Born on a ranch in central Texas on August 4, 1952, Scott Hightower attended the University of Texas and Columbia University.

He is the author of Self-evident (Barrow Street Press, 2012); Part of the Bargain (Copper Canyon Press, 2005), winner of the Hayden Carruth Award for New and Emerging Poets Natural Trouble (2003); and Tin Can Tourist (2001). He has also published a bilingual collection of poems in Spanish, translated by Natalia Carbajosa.

Hightower's own translations of poems by the Spanish-Puerto Rican poet Aurora de Albornoz have garnered him a Willis Barnstone Translation Prize.

About his poetry, Marie Ponsot has said: "The most exciting quality of Hightower's work is its poetic and paradoxical unifying of emotional and intellectual depth with a marvelous quietness."

Hightower has taught at Gay Men's Health Crisis (GMHC) and the Gallatin School of Individualized Study at New York University.
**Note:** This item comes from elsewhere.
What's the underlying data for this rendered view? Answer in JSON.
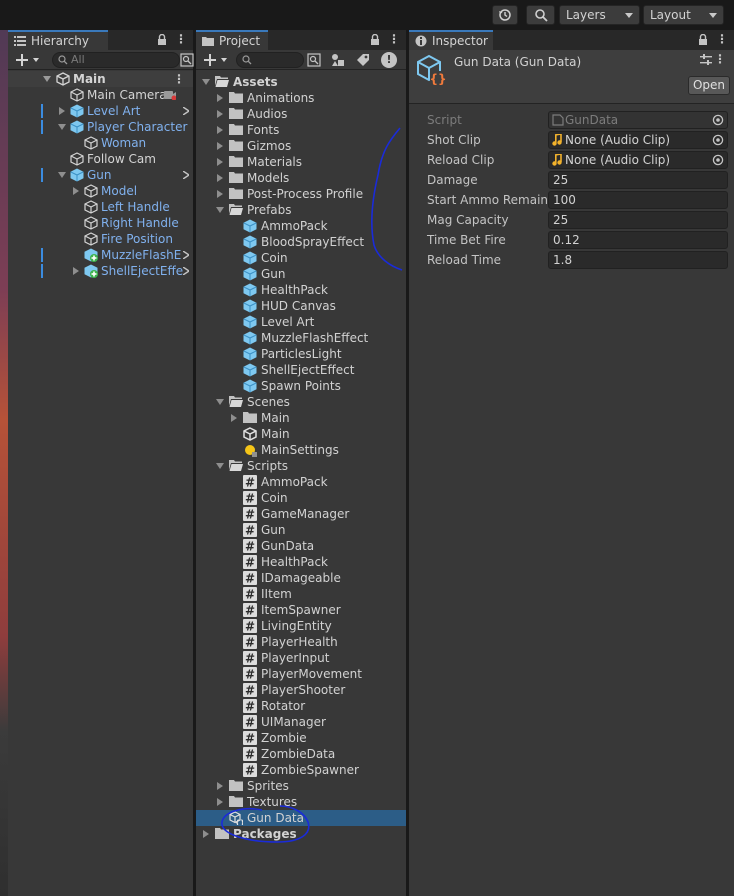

He currently serves as adjunct faculty at NYU and Drew University. A former Poet-in-Residence at Fordham University, Hightower currently lives in New York City.

By This Poet

3

My Father

was a cowboy.
My father was a sugar man.
My father was a teamster.
 
My father was a Siberian 
tiger; a corsair; a lamb, 
a yellow dog, a horse's ass.
 
My father had a triple bi-pass.
My father was a rat 
but he bought me my first hat. 
 
My father believed in decency 
and fair play. My father drove 
the getaway. My father was a blue jay.
 
My father drove the boys away.
My father drove a Thunderbird, 
a Skylark, a Firebird, an old pickup truck 
 
with a rusty tool box, a Skybird, 
a Sunray. My father drove hard bargains 
ever day; he was a force. My father 
 
was mercurial. He was passive, 
a little moody: rock... paper... scissors. 
He loved me. He loved me not.
 
He stomps and hurls lightning bolts. 
Has slipped away. Passed away. 
My father was passé. My father 
 
was a Texas Ranger. Taught me 
to pray. Because of him, I hoard things 
in an old shoe box. Because of him, I use 
 
botox. Because of him, I look to clocks. 
Because of my father, I know how 
to oil the gate; don’t own a map. 
 
Because of my father, I have no use for 
similes. Because of my father, I hunger 
for my own catalog of metaphors.
 


(for Doris Schnabel)

Apocalypse Soliloquy

I hope my death is not stolen from me
by a fiery blast of Fahrenheit or Celsius      
or another calculatable accuracy.                       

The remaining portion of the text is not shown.